Prime Minister Vladimir Putin lambasted billionaire Oleg Deripaska on June 4 for idling a plant in Pikalyovo, a town of 23,000 in the north west.

No Easing

Several hundred people blocked a highway to alert Putin to their hardships. Putin said on Feb. 27 that the government “cannot, must not and will not” restrict “legal forms” of social protest, though it will crack down on illegal protests.

The worsening economic downturn won’t ease the pressures that lead to industrial action. By the end of the year, 17.4 percent of the population, or 24.6 million people, will live beneath the subsistence level of $185 per month, about 5 percent more than before the crisis, the World Bank said on June 24.

Unemployment may exceed 13 percent by year-end as the economy shrinks 7.9 percent, the Washington-based lender said. The bank estimates about a quarter of the population is vulnerable to poverty.

Strikes, legalized in 1990, have shown the clout of industrial workers since communism fell. Hundreds of thousands of coal miners went on strike in 1989 and later helped topple the government of Soviet leader Mikhail Gorbachev in 1991, the Higher School of Economics researchers wrote.

Growth Decade

Miners also led labor protests in the 1990s, driven primarily by grievances over unpaid wages that peaked in 1997, a year before the government defaulted on $40 billion of domestic debt and devalued the ruble.

The number and intensity of strikes subsided in the last decade, according to the report, as average wages rose sixfold during the recovery that saw Russia’s economy grow an average of almost 7 percent a year.

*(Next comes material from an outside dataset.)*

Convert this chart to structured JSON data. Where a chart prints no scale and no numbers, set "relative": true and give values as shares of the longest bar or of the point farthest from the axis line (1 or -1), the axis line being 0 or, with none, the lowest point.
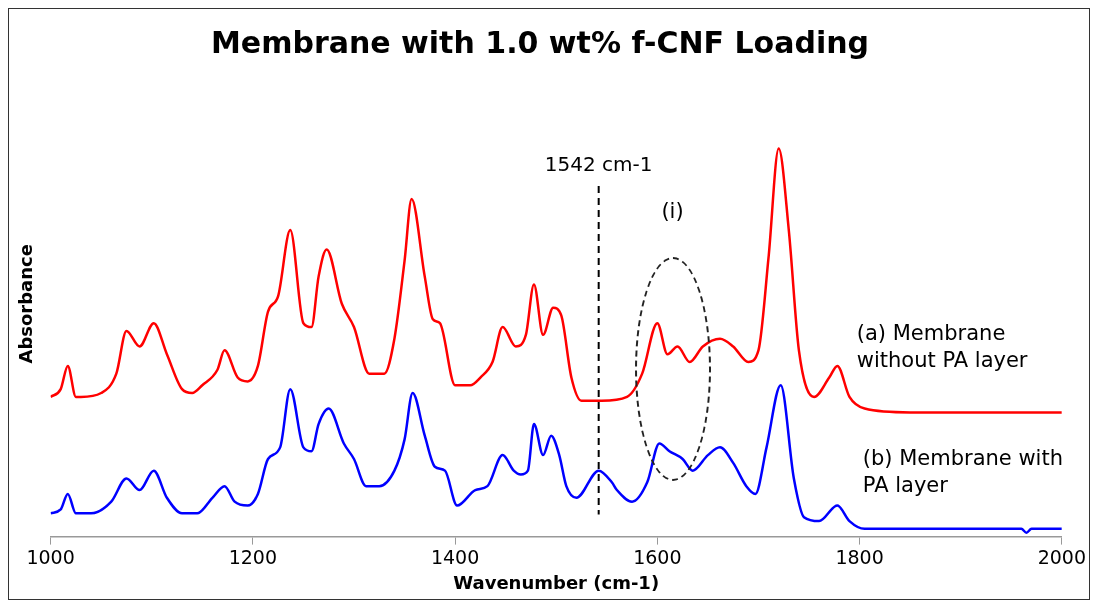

Workers’ rights aren’t protected by anyone, according to 43 percent of respondents in a survey by the Moscow-based All- Russian Center for the Study of Public Opinion published on May 26. Sixty percent of Russians believe trade unions have no real influence in the country, the organization said.

Workers are hampered in the defense of their rights by restrictions placed on trade unions and poor enforcement of existing laws, the researchers wrote.

Legal procedures necessary for a strike to go forward take at least 42 days, the report said. Only those unions representing more than 50 percent of total workforce are allowed to negotiate with the employer.